When Busisiwe Makhudu and Marriane Mzaza huddled in a corner at the Norah Moriri Créche, in Putfontein, Benoni, on the East Rand, they had no idea whether the 21 children in their care would survive Monday's vicious storm.

Makhudu and Mzaza shielded the little ones like mother hens while the building was ravaged by the deluge. They covered the children with blankets and shielded them with their bodies.

"It was at about 4pm. So, as usual, the children were in the hall playing, about 21 of them," said Makhudu. "It started becoming windy, then the door wouldn't close. We even placed chairs to stop it from opening.

"The kids were still playing and we thought maybe it's one of those [normal storms]. Then, within a minute, we couldn't see anything through the window."

Mzaza said that, as the heavy winds persisted, they pushed the children into a corner of the hall.

"We told ourselves that if anything happened it should happen to us and not the children.

"What's worse, we had a one-year-old baby with us and it put more pressure on us.

"The children were scared but calm and that helped.
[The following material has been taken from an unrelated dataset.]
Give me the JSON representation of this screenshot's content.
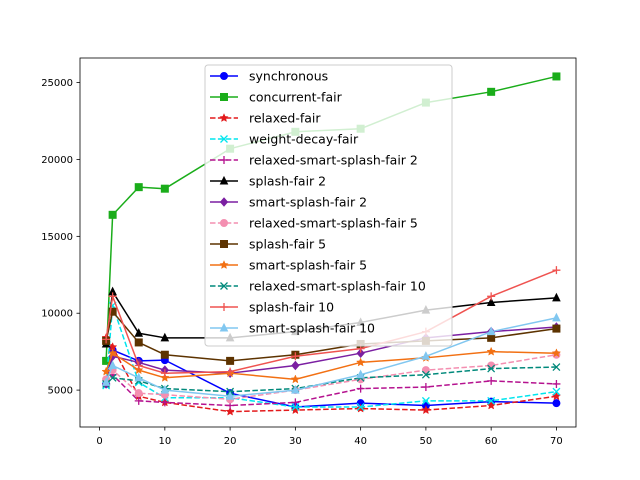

"Within minutes it was over, just like that. It was like a horror movie. When we stood up and opened our eyes we saw no wall and no building.

"All we could think of was whether the babies were fine - but they were all okay."

The Norah Moriri Créche cares for about 250 children but only 65 were returned to the créche by their parents on Tuesday morning.

Mzaza said: "They [parents] have no choice. What can they do? They work. But luckily we had a block that was not damaged so that's where they are accommodated."

Norah Moriri, owner of the facility, said it needed urgent relief because the little ones need to continue their schooling.

"We have no toilets, electricity, water, or proper shelter at the moment," she said.

"We urgently need to rebuild and we will need funding."

The facility's principal, Albertina Mgudiwa, said she was grateful for the support of their community and its Methodist church.

"They really helped us and we're grateful.

"On Tuesday they brought warm, cooked food for the children and they also donated clothes. But our teaching material is ruined; we have nothing to teach with.

"The children are all crammed into one building - it's not healthy."

At least 205 homes in Putfontein were damaged by the storm.

William Ntladi, spokesman for the Ekurhuleni disaster and emergency management services, said the toll could rise as damage assessments continued. There had been no reports of fatalities or serious injuries.